I have just recorded, and on March 27 there will be a new program with piano music by Latvian and American composers. It was commissioned by the American Latvian Association, which has been hosting live video concerts and discussions with its listeners since March this year. After this concert, there will be a conversation with Liene Jakovļeva, and we will talk about the music I played and about life in general. I think it will be interesting - both music and conversation. Of course, quality is very important to a classical music recording, and that is expensive. It's not the same as a live concert, it's a "different genre", but I'm glad and grateful that there is at least such an opportunity - to make music and show your listeners your new discoveries in music. But I am very much hoping that this summer live concerts in various formats will also take place, otherwise, it is really difficult. It's hard for me, but I know people who have it even harder and more difficult, and they are also young musicians who, due to limitations, do not have the opportunity to develop creatively. Because in general, to become a good musician, you have to work a lot and persistently with teachers, prove yourself in competitions and festivals, but at this time it is not possible. I try very, very hard to help my students at the academy who are just starting their careers, still looking for their musical language. Today they are forced to wonder if anyone will want to listen to them at all… And even if they want to, how can they show their talent, their feelings and their vision of music to the listener? This is really a big problem. If these restrictions soon end and it will have only been one year, that would be okay, but if it lasts many years… It will, of course, affect the younger generation of musicians, and it will be very unfortunate. I very much hope that the young and talented musicians will not give up on their profession and do something else, because we have wonderful musical traditions, and I would very much like them to be able to continue.

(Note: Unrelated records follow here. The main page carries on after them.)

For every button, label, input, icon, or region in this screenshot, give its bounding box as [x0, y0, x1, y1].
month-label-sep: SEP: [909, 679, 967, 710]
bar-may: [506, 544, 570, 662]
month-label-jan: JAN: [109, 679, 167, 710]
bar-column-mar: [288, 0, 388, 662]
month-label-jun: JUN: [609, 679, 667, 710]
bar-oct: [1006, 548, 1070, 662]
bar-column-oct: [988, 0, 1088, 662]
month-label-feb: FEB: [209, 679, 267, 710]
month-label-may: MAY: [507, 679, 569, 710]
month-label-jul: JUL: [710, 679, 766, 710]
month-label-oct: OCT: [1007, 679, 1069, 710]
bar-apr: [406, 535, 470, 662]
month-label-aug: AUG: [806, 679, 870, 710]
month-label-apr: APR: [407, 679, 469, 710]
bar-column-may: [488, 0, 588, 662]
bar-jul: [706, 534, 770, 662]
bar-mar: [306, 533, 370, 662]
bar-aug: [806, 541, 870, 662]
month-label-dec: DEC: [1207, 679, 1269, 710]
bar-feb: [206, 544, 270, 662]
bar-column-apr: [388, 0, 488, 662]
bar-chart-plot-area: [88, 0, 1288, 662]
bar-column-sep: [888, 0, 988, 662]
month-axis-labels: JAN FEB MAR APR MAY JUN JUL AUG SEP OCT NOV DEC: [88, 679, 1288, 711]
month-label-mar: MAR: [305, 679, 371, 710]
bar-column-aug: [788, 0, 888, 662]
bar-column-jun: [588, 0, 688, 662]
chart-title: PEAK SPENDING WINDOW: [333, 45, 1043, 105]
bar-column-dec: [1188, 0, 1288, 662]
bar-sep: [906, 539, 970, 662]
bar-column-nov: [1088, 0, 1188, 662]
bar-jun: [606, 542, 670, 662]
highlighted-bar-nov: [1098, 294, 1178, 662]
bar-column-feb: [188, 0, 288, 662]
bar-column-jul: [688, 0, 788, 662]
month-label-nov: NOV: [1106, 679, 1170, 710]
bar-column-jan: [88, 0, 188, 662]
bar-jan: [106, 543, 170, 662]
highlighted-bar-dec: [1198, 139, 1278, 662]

* Video for George Gershwin's composition "The Man I Love", performed by Andrejs Osokins in his transcription for the left hand

The recording is directed and produced by Edgardo Vertanessian, who over the years has collaborated with world-renowned classical and non-academic musicians and bands, including Marina Rebeka, Luciano Pavarotti, Anders Miolin, Taylor Swift, The Who, Rihanna, Jay-Z, Kanye West and many others.

Mārtiņš ZILGALVIS, F64 Photo Agency

Edgardo Vertanessian says about the creation of the album: “We have known Andrejs for a long time and are following his career - he is a wonderful pianist, whose talent we wanted to show our listeners with the help of a studio recording. We spent countless hours recording the album so that Andrejs could experiment with different interpretations of the compositions, later choosing the versions that resonated with him the most. Nowadays, such an opportunity is a luxury, because most artists record a lot of music in a relatively short time. We are very happy that we chose to record the album this way because the result has been great."

The album is available in digital format on major music streaming sites, including Spotify, and can be purchased in CD format at music folk store Upe and Amazon Online Store.